AST Matchmaking made easy

The upcoming version of Clang 12 includes a new traversal mode which can be used for easier matching of AST nodes.

I presented this mode at EuroLLVM and ACCU 2019, but at the time I was calling it “ignoring invisible” mode. The primary aim is to make AST Matchers easier to write by requiring less “activation learning” of the newcomer to the AST Matcher API. I’m analogizing to “activation energy” here – this mode reduces the amount of learning of new concepts must be done before starting to use AST Matchers.

The new mode is a mouthful – IgnoreUnlessSpelledInSource – but it makes AST Matchers easier to use correctly and harder to use incorrectly. Some examples of the mode are available in the AST Matchers reference documentation.

In clang-query, the mode affects both matching and dumping of AST nodes and it is enabled with:

set traversal IgnoreUnlessSpelledInSource

while in the C++ API of AST Matchers, it is enabled by wrapping a matcher in:

traverse(TK_IgnoreUnlessSpelledInSource, ...)

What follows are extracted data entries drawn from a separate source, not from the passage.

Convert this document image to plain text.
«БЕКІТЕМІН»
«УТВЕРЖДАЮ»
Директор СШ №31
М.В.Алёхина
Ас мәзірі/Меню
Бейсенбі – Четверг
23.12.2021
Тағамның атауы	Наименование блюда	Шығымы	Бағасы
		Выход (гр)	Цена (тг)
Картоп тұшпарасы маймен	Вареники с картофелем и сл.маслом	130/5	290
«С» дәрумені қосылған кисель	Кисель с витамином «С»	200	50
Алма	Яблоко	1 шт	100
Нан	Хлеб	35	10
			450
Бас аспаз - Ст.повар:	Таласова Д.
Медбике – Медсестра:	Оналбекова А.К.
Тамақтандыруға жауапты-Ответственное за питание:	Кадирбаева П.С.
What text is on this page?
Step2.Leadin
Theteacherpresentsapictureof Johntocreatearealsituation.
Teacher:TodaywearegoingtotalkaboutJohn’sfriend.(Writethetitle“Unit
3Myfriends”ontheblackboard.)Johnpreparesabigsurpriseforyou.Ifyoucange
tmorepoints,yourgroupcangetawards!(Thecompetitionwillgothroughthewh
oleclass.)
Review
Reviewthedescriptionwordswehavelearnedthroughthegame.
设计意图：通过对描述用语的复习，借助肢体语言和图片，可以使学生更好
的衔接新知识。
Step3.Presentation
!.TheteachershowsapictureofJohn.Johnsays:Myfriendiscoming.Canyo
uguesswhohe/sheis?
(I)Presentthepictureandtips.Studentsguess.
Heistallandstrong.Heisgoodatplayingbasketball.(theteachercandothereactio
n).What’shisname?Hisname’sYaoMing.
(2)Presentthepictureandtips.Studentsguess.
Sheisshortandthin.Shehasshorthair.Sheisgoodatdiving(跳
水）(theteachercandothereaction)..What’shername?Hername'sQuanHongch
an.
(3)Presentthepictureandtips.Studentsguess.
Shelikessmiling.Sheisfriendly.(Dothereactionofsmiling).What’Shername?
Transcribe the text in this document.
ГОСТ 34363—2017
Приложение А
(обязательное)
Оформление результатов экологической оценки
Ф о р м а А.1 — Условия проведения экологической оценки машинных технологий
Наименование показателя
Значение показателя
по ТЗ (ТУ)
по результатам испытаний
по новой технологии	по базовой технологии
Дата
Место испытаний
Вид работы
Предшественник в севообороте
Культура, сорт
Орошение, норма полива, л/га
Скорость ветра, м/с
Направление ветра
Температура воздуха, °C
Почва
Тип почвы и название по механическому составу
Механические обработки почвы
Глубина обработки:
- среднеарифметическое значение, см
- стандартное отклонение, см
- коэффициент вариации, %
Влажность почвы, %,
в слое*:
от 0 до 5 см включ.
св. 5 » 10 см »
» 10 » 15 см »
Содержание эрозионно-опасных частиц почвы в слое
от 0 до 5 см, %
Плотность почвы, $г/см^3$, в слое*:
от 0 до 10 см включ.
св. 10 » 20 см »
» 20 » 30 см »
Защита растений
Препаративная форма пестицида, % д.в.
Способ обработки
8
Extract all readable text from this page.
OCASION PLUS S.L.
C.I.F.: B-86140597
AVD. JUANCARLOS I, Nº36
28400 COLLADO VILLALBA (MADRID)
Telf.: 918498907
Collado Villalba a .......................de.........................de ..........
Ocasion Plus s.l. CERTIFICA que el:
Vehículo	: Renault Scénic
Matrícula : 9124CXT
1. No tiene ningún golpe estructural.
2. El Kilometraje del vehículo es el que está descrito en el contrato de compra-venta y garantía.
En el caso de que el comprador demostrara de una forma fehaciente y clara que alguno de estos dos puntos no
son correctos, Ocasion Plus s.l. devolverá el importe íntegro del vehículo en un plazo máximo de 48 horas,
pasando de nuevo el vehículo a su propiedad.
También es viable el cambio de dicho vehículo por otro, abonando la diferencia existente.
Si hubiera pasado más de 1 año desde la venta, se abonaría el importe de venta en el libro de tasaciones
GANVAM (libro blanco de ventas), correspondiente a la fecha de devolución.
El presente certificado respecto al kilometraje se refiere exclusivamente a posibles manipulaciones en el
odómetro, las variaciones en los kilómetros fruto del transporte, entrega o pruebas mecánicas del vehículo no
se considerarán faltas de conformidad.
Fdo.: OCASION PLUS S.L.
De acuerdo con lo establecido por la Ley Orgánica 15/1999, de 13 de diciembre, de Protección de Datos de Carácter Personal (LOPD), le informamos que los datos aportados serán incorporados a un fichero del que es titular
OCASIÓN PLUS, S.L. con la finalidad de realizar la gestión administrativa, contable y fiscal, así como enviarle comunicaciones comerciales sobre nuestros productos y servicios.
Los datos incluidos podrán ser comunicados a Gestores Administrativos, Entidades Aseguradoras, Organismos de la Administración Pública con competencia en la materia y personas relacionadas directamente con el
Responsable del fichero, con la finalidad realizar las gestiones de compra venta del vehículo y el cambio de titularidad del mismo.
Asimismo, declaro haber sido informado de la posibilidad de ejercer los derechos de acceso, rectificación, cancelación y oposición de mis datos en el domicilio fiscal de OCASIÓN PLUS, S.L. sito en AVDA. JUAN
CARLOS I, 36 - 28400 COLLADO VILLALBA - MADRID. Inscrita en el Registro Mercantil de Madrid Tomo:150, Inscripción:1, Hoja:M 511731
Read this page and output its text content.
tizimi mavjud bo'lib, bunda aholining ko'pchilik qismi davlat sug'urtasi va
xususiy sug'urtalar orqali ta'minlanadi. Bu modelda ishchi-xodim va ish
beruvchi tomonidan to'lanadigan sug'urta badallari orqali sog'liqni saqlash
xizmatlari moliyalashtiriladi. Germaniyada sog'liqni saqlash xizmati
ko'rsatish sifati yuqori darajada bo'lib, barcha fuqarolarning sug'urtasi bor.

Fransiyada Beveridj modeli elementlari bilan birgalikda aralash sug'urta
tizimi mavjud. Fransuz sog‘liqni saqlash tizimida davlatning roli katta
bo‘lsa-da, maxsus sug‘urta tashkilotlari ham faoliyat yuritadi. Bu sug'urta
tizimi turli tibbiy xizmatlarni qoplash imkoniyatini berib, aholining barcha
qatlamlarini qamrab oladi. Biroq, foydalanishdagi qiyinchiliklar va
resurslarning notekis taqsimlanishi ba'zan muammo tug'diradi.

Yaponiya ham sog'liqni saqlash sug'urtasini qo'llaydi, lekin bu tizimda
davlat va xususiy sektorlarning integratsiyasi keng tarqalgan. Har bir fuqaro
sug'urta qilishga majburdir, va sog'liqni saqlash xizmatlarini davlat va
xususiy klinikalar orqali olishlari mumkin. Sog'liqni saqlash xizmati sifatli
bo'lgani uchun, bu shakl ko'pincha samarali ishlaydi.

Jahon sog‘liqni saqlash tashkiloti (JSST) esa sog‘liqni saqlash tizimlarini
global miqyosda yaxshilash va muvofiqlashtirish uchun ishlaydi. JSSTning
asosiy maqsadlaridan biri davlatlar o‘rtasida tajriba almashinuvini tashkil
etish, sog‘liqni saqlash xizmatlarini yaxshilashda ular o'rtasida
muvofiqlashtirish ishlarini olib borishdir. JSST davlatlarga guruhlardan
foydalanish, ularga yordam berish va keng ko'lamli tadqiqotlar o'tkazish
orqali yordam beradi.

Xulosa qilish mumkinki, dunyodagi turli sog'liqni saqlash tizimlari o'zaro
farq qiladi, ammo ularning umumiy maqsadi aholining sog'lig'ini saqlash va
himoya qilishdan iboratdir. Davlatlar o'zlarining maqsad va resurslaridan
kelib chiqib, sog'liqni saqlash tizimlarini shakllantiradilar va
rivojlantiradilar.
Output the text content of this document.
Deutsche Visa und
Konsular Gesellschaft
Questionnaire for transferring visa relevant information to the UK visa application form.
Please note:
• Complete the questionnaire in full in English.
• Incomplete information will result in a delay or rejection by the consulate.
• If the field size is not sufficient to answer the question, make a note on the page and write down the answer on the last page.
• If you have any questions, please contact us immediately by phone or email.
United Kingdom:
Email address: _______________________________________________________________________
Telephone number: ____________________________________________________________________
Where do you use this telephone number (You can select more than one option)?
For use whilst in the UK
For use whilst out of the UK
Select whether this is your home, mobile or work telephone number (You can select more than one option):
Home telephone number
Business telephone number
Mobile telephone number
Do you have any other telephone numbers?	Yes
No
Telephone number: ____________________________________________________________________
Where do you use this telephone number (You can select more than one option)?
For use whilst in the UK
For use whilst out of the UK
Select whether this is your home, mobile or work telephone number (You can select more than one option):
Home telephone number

The result is that matching of AST nodes corresponds closely to what is written syntactically in the source, rather than corresponding to the somewhat arbitrary structure implicit in the clang::RecursiveASTVisitor class.

Using this new mode makes it possible to “add features by removing code” in clang-tidy, making the checks more maintainable and making it possible to run checks in all language modes.

Clang does not use this new mode by default.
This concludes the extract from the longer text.